2 【異変】
屋上の扉を開けると、昨日とは違う光景が目に入った。
(誰……!?)
誰かの寝顔、きれいな顔をしていたので女性かとも思ったが、よく見ると男性だった。
「どうする? この人、昨日いなかったよね……」
「私は別にどこでもいいよ?」
「じゃああっちの方で食べようか!」
2人は寝ていた男性からは死角になって見えない場所で食べ始めた。
「結構普通の声で話したのに、起きないとはよっぽど眠かったんだね~」
「あぁ、さっきの人?」
「そうそう! 何かかっこよくなかった!?」
梨緒はウキウキとした表情をしていた。
「そう? でもあの人どっかで見たことあるような気がするんだよね~……」
「知り合いなの!?」
「わかんない」
そんな悠依の頭に何かが圧し掛かった。
(ちょっ、重い……)
「誰!?」
「あ、さっきの人だよ! 悠依!」
「さっきの……?」
すると、その人物は悠依の頭に圧し掛かったまま、自己紹介を始めた。
「どうも、蒼麻ですー!」
(蒼麻、って……)
「遥季!?」
「おっと……。ったく、もうちょっと優しく立てよ」
悠依が勢いよく振り返るとそこにいたのは、まさに遥季だった。
「悠依、知り合い?」
「幼馴染! めっちゃ久しぶりだけど!」
「俺の存在に全然気付かねぇの。酷いよな~。こっちは入学式から見てたって言うのに」
「なんで?」
「お前、入学式のとき目立ってたからな、知らなかったのか?」
キョトンとしている悠依に遥季は驚いた顔で聞いた。
「視線、感じなかったのか?」
「そう言われれば、めっちゃ見られてたかも……?」
遥季は呆れ顔で説明しだした。
「相変わらず鈍いのな。入学前にオリエンテーションってのあっただろ? そこで新入生’sってグループ作られて、ミスコンってのをやったんだと。

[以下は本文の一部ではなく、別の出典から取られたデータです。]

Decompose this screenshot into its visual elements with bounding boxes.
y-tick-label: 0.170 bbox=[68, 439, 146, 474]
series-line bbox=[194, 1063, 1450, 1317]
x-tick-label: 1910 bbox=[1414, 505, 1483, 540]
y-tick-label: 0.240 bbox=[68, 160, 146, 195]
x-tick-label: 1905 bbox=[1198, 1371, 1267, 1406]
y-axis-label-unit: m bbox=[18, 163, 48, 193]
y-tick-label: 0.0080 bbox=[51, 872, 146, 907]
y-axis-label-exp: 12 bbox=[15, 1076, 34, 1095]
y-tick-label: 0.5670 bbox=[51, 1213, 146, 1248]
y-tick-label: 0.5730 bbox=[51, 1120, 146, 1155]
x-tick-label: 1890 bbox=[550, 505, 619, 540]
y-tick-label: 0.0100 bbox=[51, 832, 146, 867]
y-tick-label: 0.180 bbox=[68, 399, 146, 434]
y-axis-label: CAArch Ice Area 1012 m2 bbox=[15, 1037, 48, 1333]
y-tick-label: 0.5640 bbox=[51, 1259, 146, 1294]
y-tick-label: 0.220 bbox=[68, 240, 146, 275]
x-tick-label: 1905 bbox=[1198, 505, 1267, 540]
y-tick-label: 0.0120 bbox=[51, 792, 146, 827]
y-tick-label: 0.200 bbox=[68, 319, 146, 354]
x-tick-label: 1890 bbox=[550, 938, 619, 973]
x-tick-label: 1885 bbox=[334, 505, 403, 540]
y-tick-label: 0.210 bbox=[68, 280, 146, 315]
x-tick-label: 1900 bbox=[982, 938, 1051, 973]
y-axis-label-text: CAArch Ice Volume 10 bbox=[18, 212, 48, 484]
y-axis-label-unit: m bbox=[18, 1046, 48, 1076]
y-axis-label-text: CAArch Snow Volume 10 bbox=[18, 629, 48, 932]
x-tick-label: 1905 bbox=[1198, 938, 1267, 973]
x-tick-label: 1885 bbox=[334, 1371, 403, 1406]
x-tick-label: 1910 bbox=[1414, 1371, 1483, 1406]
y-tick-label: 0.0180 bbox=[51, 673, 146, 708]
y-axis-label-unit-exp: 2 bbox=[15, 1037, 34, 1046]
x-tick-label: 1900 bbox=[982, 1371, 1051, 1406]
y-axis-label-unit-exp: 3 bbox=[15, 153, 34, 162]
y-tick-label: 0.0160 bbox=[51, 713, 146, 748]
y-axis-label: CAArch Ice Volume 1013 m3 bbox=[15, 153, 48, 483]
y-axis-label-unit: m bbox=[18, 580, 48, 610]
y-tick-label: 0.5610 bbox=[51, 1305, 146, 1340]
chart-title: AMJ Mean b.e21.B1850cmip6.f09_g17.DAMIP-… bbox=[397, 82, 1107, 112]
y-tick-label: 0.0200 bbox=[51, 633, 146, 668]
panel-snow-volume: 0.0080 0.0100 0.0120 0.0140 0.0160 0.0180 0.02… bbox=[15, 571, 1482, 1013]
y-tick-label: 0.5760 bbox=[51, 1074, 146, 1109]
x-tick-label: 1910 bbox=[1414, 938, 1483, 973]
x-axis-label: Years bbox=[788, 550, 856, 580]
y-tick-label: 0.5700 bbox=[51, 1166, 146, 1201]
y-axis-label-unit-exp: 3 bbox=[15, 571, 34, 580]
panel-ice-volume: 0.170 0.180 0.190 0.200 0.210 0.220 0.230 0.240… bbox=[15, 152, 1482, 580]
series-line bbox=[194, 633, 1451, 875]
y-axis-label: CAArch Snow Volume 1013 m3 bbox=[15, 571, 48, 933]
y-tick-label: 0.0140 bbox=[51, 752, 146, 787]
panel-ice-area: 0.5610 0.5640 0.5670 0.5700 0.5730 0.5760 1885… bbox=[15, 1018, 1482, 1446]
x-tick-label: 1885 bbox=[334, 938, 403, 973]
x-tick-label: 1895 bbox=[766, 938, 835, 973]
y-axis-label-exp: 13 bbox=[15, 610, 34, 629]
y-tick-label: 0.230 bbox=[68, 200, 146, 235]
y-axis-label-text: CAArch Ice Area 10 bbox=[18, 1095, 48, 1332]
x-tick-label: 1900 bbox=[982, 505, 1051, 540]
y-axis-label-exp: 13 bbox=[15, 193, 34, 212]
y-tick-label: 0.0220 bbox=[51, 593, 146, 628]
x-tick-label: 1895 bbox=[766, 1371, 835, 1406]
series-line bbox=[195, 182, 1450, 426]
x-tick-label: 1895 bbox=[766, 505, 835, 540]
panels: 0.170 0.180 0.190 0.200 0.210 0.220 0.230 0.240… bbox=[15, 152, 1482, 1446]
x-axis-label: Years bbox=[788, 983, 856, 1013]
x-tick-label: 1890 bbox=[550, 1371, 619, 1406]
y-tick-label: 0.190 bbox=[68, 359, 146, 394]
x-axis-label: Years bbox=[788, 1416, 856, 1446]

それでお前がグランプリってわけ」
「グランプリ!?」
「悠依すごいね! 400人の中に女子何人いるのかわかんないけど、とりあえずすごい!」
(そりゃあ視線も集まるわ……)
遥季の説明で悠依はすっかり納得していた。
「ってことなんで、きっと告白されるのは増えるんじゃねぇか?」
「えー……」
「お前未だに男嫌いか?」
「違うっ! くもないけど……」
「まあ何かあったら言えよ、相談乗ってやるから」
「うん」
そうして、遥季たちとは分かれ午後の授業も終え、時刻は放課後となった。